Amour toujours


Évangile selon saint Jean: 13
31 Après le lavement des pieds, au cours du dernier repas, quand Judas fut sorti, Jésus dit: […].
33 Petits enfants, c’est pour peu de temps que je suis encore avec vous. […].
34 Je vous donne un commandement nouveau: vous aimer les uns les autres; comme je vous ai aimés, aimez-vous les uns les autres.
35 À ceci tous reconnaîtront que vous êtes mes disciples: si vous avez de l’amour les uns pour les autres.
Un homme va vers sa mort. Il le sait. Il rassemble ses amis pour un dernier repas. À leur grande surprise, il commence par un geste: lui, le maître, lave les pieds de ses disciples, puis il leur demande de faire de même. Il poursuit par une parole que l’on peut considérer comme son testament. Il ne laisse ni or ni argent. Il ne laisse ni écrit, ni relique. Jésus laisse en héritage à ses disciples un commandement, exprimé par un impératif: aimer! Tel est son héritage et la mission qu’il donne. Il semblerait que le commandement donné par Jésus soit simple à accepter tant le désir d’aimer est inscrit dans notre cœur depuis l’enfance et se renouvelle à toutes les étapes de la vie. Force nous est de constater que ce n’est pas le cas et il me semble indispensable de nous demander pourquoi.
Il est clair qu’aimer est la chose la plus difficile qui soit, parce qu’aimer ce n’est pas seulement plaisir d’être ensemble et agrément de satisfaire ses désirs. Aimer est un acte qui s’adresse à un autre qui doit être reconnu comme autre, irréductiblement autre. Cette reconnaissance ne se fait pas sans qu’il faille déchirer la suffisance de son moi. Pour que se brise le cercle du moi où l’autre n’est que celui avec qui on partage des intérêts, il faut déchirer en soi plus que des habitudes et des égoïsmes. Pour que l’amour soit force il lui faut la présence au-delà des fonctions et des rôles sociaux. Il faut que tombent les masques pour que paraisse un visage. Aimer fait ainsi entrer dans la fragilité, car aimer c’est se rendre vulnérable.
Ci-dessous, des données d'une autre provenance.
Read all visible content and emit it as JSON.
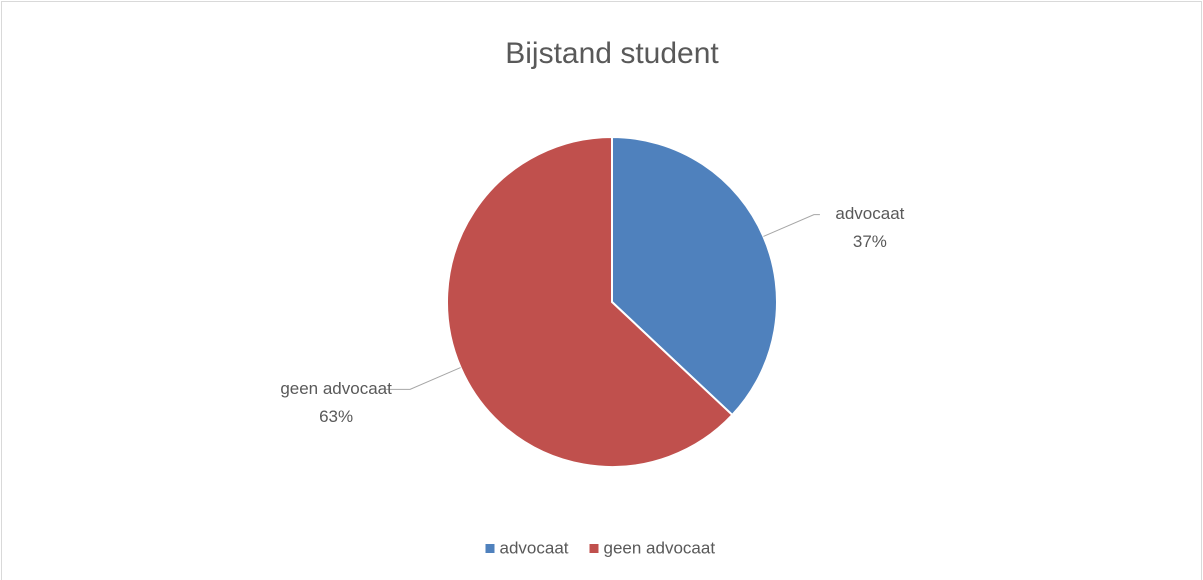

Aimer ne va pas sans renoncement, ni déchirure et donc ne va pas sans souffrance. C’est un travail d’enfantement. Il me semble que c’est par peur de devoir accomplir cette métamorphose que beaucoup refusent d’aimer. Ils n’emploient le mot que comme un jeu qui n’engage pas. Aussi, faute de cet engagement, leurs plaisirs ne mènent qu’à l’indéfinie répétition qui lasse un cœur fait pour aimer en vérité.
Quand le jour de Pâques, Jésus retrouve ses disciples, ils peuvent voir sur son corps la marque de sa passion, celle d’un homme qui est allé au plus extrême de l’amour en donnant sa vie pour la gloire de son Père et pour ses frères en humanité. Il peut leur donner une fois encore le commandement d’aimer et dire «aimez-vous comme je vous ai aimés», dans la certitude qu’en le mettant en pratique ils participeront à la vraie vie qui est communion avec Dieu.
La parole entendue ce jour ne se limite pas au cercle des disciples. Il leur fixe une mission: donner au monde le témoignage de l’amour. La parole quitte le domaine de la sentimentalité pour désigner une responsabilité et une mission qui repose sur la justice et sur la rigueur de vie.
Telle est notre commune vocation, celle qui fait l’Église sainte. Pour cela, il faut quitter ses peurs, ses ignorances, ses préjugés, ses raideurs dogmatiques, ses égoïsmes et ses avantages. Il ne s’agit pas ici de valoriser la souffrance, mais bien de reconnaître que le maître mot de la création est l’amour.